Table 1 Indexing two data series
Year	X	Y	Indexed value of X	Indexed value of Y
2011	250	2,000	100	100
2012	500	3,000	200	150
2013	810	6,000	324	300
2014	925	6,500	370	325
2015	1,010	6,500	404	325
2016	1,052	7,100	421	355
2017	1,030	7,300	412	365
2018	1,240	7,600	496	380
2019	1,470	7,800	588	390
2020	1,500	8,300	600	415
2021	1,525	9,200	610	460
2022	1,580	9,900	632	495
2023	1,740	10,200	696	510
2024	1,890	9,800	756	490

Between 2011 and 2012, variable X increased from 250 to 500, or 100 percent. Consequently, the indexed value of X must also increase 100 percent, from 100 to 200. Similarly, Y increased 50 percent between 2011 and 2012. Thus the indexed value of Y increased 50 percent, from 100 to 150, over the same time period.

Indexing allows you to quickly gauge percentage changes between the initial time period and any subsequent time period. For example, between 2011 and 2024, variables X and Y increased 656 and 390 percent, respectively.

Real-world example

Applying the technique to Texas and U.S. employment

Indexing improves the ability to analyze changes in data over a specified time period. In the example of the U.S. and Texas employment levels, it was difficult to see how job growth in Texas compared with job growth at the national level. However, such a comparison is possible with indexed data.

The calculations

In Table 2 to index data to fourth quarter 2019, each value in the U.S. column is divided by 151,638 and multiplied by 100 to arrive at an indexed value. Likewise, each value in the Texas column is divided by 12,905 and multiplied by 100.
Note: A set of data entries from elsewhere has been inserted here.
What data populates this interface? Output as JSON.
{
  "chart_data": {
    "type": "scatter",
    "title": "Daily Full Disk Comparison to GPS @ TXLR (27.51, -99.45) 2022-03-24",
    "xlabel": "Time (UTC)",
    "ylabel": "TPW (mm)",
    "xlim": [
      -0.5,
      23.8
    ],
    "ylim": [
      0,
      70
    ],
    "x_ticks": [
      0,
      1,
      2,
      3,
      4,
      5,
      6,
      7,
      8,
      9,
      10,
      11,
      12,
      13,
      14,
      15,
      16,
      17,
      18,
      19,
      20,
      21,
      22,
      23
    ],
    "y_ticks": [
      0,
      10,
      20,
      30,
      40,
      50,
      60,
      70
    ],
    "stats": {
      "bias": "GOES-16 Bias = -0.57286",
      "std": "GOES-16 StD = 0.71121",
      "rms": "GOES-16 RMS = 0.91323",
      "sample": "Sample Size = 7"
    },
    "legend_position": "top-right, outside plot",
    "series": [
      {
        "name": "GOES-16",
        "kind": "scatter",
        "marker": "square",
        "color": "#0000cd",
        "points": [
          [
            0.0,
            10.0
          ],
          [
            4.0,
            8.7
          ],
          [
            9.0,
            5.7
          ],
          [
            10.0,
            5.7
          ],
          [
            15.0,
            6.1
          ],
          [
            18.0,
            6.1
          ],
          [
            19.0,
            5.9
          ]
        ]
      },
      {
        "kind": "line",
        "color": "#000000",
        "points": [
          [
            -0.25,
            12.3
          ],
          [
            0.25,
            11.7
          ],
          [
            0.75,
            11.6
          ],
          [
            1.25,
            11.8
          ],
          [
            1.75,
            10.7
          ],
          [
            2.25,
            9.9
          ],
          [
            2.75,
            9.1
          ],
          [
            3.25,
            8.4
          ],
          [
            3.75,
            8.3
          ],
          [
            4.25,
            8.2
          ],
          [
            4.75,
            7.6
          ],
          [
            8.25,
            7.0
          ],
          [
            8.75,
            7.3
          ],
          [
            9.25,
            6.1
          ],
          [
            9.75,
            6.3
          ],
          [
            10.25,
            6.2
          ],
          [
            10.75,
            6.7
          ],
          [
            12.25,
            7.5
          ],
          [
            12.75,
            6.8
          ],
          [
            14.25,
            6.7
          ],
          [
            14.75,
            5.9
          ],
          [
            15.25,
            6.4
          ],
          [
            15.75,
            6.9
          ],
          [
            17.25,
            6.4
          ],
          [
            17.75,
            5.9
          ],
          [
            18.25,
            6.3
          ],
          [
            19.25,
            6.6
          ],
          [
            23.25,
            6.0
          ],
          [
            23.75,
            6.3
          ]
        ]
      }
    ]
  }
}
Table 2 Indexing Texas and U.S. employment data
Period	U.S.	Texas	U.S. indexed	Texas indexed
Q1 2018	148,000	12,394	97.6	96.0
Q2 2018	148,716	12,486	98.1	96.8
Q3 2018	149,219	12,573	98.4	97.4
Q4 2018	149,650	12,635	98.7	97.9
Q1 2019	150,141	12,706	99.0	98.5
Q2 2019	150,695	12,779	99.4	99.0
Q3 2019	151,149	12,859	99.7	99.6
Q4 2019	151,638	12,905	100.0	100.0
Q1 2020	151,750	12,947	100.1	100.3
Q2 2020	133,705	11,762	88.2	91.1
Q3 2020	140,611	12,096	92.7	93.7
Q4 2020	142,590	12,303	94.0	95.3
Q1 2021	143,544	12,413	94.7	96.2
Q2 2021	145,153	12,606	95.7	97.7
Q3 2021	147,231	12,813	97.1	99.3
Q4 2021	149,175	13,052	98.4	101.1
Q1 2022	150,753	13,206	99.4	102.3
Q2 2022	151,972	13,393	100.2	103.8
Q3 2022	153,285	13,577	101.1	105.2
Q4 2022	154,114	13,672	101.6	105.9
Q1 2023	155,013	13,816	102.2	107.1
Q2 2023	155,766	13,886	102.7	107.6
Q3 2023	156,433	13,928	103.2	107.9
Q4 2023	157,050	13,983	103.6	108.4
Q1 2024	157,822	14,065	104.1	109.0

Texas grew faster than the U.S. over the study period

Chart 2 illustrates the effect of indexing the two data series. At the onset of the pandemic in March 2020, Texas lost comparatively fewer jobs than the U.S. In addition, its recovery has been faster—reaching pre-pandemic levels of employment in 2021, whereas the U.S. recovered to that amount only in 2022.

Summary

The indexing methodology can be used with various types of economic data. It can be an effective means of normalizing data to a common starting point and observing how variables change over time relative to each other. It is a common method used by economists and businesspeople to enhance perspective and understanding of economic trends.

Glossary at a glance

Indexing:: Modifying two or more numeric data series so that the resulting series start at the same value and change at the same rate as the unmodified series.